31 of 37 people found the following review helpful
on December 19, 2004
When it turns out that "the one" actually ain't, letting go can be near-impossible. The only way to do it is the title of this book. Don't. Call. That. Man. That's it. The great thing about the book is that it's not that simplistic -- she goes into why we call, what we're trying to do, what we fear, what we lack, and how to heal. She's like that really great, intelligent friend who you never seem to listen to, but hey, you paid for this one, so you go and listen to her. At least that's how it worked for me. Highest recommendation from an ex-codependant who needed some (ok... a lot of) help breaking away.

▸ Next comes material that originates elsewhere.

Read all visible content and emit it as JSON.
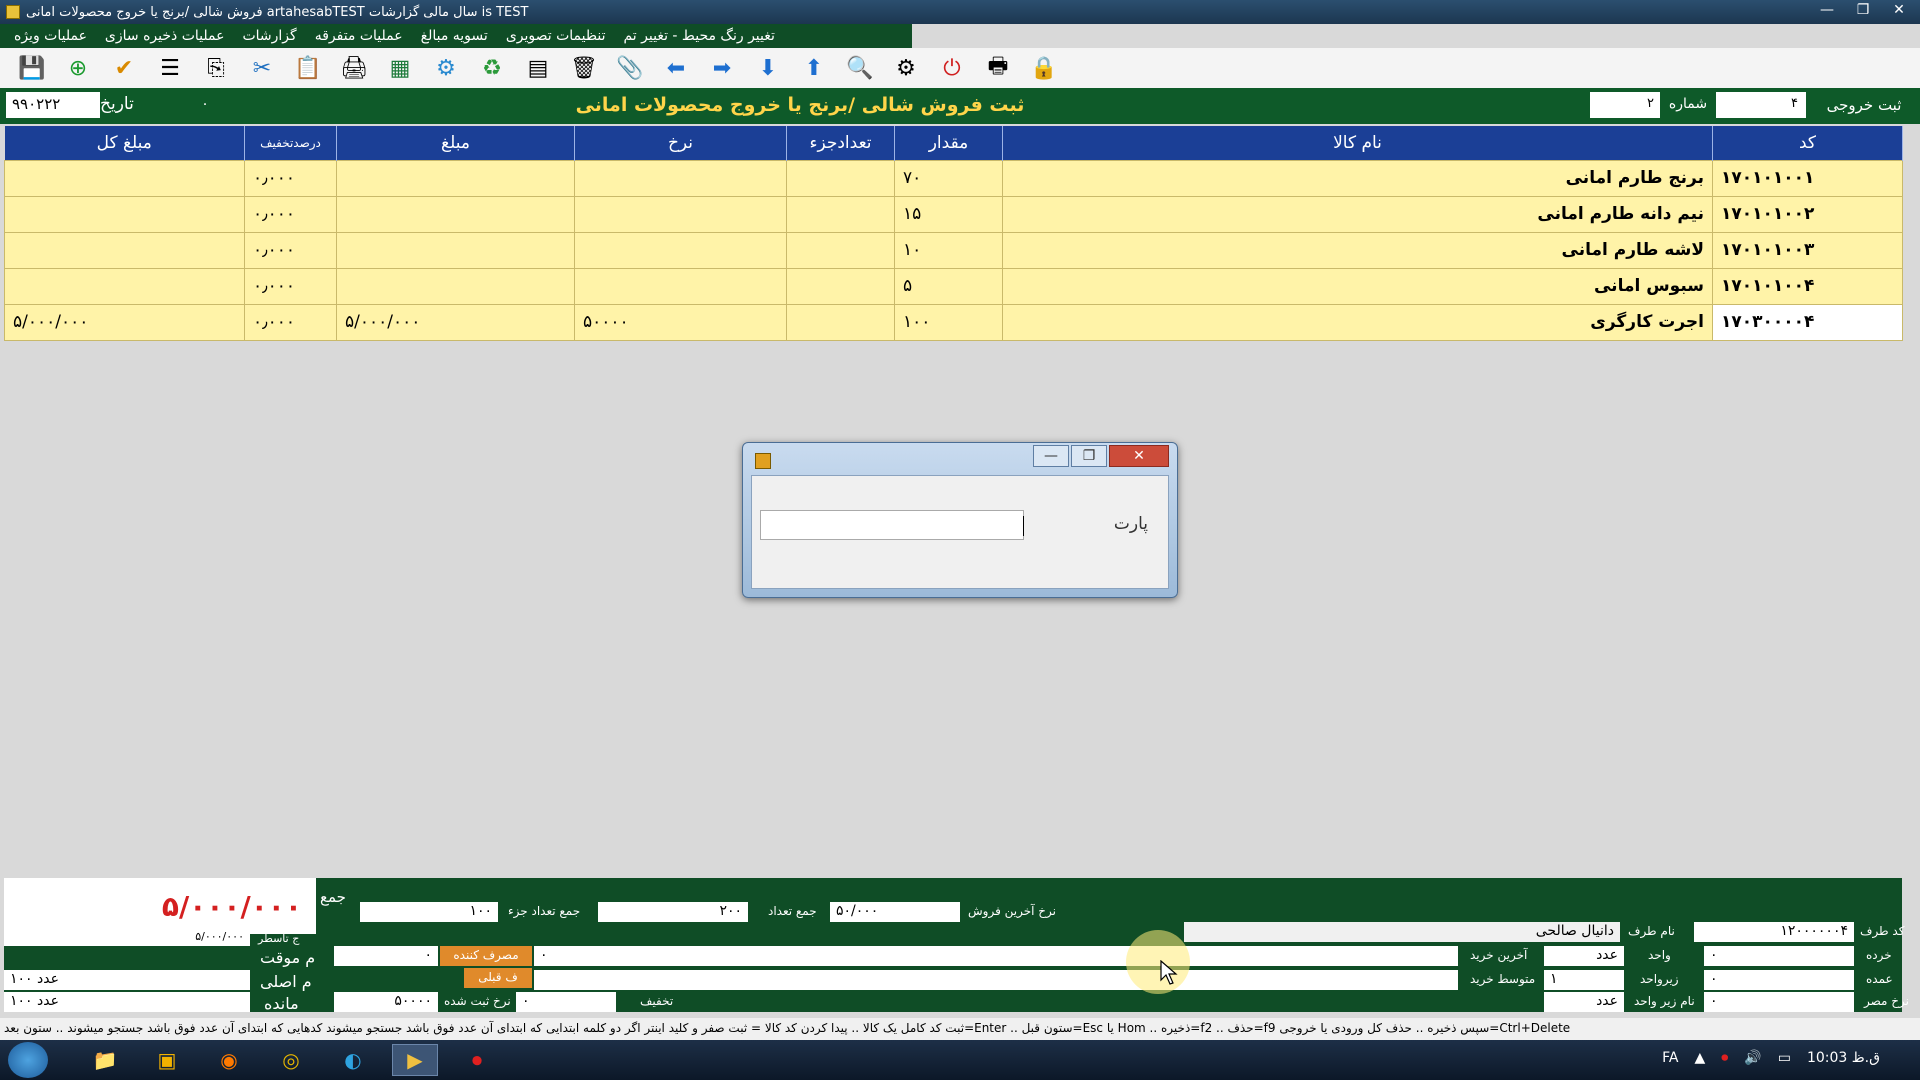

44 of 54 people found the following review helpful
on June 5, 2001
I'd like to first say that eventhough this book was written by a woman for other women it should not be limited to just women. Except for the references of how women relate to their fathers and/or mothers everything else can be applied to someone such as myself who is having a hard time letting go of someone I deeply care for. I, as a gay man, can relate to the same relationship angst and struggle with letting go of the fantasy of the future I had planned out with him. Rhonda really struck a chord with The Ambivalent Man. I highlighted almost the entire chapter and almost the entire book seeing a lot of parallels in my situation and what she wrote about. I believe that the man I love is ambivalent about his feelings and that is what caused him to run and what caused me to pursue. I highly recommend this book to anyone dealing with the loss of a love and who is having a hard time of moving on with their lives.
I'm dealing with the urge to contact him and with this book I feel like I will have the strength and will power to make it through and NOT CALL THAT MAN!!!!
17 of 19 people found the following review helpful
on December 29, 1999
I substituted Woman for Man and it worked for me. I was in a relationship with a woman who was emotionally not available. I think Ms Findling should present the book also to men who get attached to women who can't commit. There may be fewer of us out there than women but we do exist. The book helped me get over a wrong relationship so I could move on to find someone who would be available. Like all my friends(both Male and Female) told me I deserve better. Thanks for the book Ms Findling.